The announcement by President Cyril Ramaphosa of the country moving to an adjusted Level 2 lockdown is positive news for the economy, North-West University Business School economist Professor Raymond Parsons says.
He says that, although the recent better-than-expected second-quarter gross domestic product growth figures are widely anticipated to put the economy back on track to ‘rebound’ to a 4.5% to 5% growth rate this year, the economy is not yet out of the woods.
Moreover, he notes that the third wave of the pandemic is not yet over and that the importance of the vaccine programme remains.
“This economic caution is necessary because it is widely expected that South Africa’s growth performance in the third quarter remains hostage to the costs of the civil unrest and violence in July, and where recent high-frequency data such as business confidence and manufacturing production are already strongly negative,” Parsons states.
He indicates that the third quarter economic growth will bear the brunt of the July events.
“Hence, the more the economy can become ‘lockdown free’, the more it can help to soften these economic losses,” he posits.

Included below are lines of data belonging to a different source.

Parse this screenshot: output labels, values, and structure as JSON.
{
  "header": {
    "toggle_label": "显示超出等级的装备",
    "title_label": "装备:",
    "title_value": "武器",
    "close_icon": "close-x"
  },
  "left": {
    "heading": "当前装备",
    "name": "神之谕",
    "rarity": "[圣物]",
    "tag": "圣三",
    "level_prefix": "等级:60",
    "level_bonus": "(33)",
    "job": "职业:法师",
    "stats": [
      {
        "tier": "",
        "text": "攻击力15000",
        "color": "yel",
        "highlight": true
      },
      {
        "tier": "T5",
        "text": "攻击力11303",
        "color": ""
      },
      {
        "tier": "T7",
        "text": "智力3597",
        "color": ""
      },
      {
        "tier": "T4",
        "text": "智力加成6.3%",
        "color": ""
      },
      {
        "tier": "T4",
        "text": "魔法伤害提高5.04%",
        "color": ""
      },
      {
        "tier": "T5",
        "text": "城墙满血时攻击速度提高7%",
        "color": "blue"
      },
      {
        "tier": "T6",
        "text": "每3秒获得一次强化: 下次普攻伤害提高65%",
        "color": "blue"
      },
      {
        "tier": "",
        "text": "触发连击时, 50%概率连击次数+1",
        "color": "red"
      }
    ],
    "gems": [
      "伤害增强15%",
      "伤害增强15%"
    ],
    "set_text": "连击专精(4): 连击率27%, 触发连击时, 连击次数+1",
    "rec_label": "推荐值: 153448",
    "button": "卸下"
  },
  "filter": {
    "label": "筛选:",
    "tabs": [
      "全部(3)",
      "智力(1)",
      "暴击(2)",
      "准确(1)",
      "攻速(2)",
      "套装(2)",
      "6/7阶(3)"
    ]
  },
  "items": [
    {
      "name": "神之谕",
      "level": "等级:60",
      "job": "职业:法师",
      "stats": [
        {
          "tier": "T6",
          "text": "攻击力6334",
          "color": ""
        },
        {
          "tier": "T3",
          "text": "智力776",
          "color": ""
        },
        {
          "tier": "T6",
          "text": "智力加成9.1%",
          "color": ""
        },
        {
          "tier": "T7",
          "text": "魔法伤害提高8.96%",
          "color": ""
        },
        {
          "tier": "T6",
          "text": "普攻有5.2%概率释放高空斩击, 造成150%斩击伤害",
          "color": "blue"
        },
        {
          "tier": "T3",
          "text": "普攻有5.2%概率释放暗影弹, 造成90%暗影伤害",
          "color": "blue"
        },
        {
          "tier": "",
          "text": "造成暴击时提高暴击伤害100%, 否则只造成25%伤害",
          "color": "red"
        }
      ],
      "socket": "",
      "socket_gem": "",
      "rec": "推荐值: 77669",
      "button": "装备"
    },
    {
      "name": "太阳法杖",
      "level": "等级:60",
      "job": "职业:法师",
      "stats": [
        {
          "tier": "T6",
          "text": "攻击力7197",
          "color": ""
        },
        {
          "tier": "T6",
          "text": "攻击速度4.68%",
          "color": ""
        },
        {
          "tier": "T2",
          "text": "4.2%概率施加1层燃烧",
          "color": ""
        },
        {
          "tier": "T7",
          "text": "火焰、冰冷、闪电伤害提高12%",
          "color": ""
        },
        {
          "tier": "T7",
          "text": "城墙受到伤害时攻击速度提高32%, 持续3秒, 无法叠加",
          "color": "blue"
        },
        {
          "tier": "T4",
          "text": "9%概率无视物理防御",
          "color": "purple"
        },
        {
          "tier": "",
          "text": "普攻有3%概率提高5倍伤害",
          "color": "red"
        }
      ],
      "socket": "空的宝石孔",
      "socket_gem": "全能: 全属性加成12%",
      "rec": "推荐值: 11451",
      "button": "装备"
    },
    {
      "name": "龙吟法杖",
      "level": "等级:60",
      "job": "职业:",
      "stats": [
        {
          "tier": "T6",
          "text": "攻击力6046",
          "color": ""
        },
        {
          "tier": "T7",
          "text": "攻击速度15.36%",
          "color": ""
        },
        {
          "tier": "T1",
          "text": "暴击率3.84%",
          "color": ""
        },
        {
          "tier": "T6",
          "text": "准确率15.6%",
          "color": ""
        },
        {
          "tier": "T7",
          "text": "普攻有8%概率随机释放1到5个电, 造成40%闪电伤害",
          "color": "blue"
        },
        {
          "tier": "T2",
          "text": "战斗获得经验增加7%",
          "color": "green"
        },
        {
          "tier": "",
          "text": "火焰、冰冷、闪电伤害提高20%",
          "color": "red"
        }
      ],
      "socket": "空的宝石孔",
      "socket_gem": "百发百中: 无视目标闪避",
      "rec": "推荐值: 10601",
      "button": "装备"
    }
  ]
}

Parsons says that, by continuing to steadily open up the economy as circumstance permit, especially for business sectors hardest hit by the lockdowns, the economy’s recuperative powers will be strengthened.
“The highly positive growth expectations for the year as a whole are then more likely to be met.
“While there are clearly still uncertainties around the future trajectory of the virus, South Africa must now, as far as possible, promote short-term economic and business activity, as well as urgently tackle the major structural obstacles that still lie in the path of future sustained job-rich growth,” he says.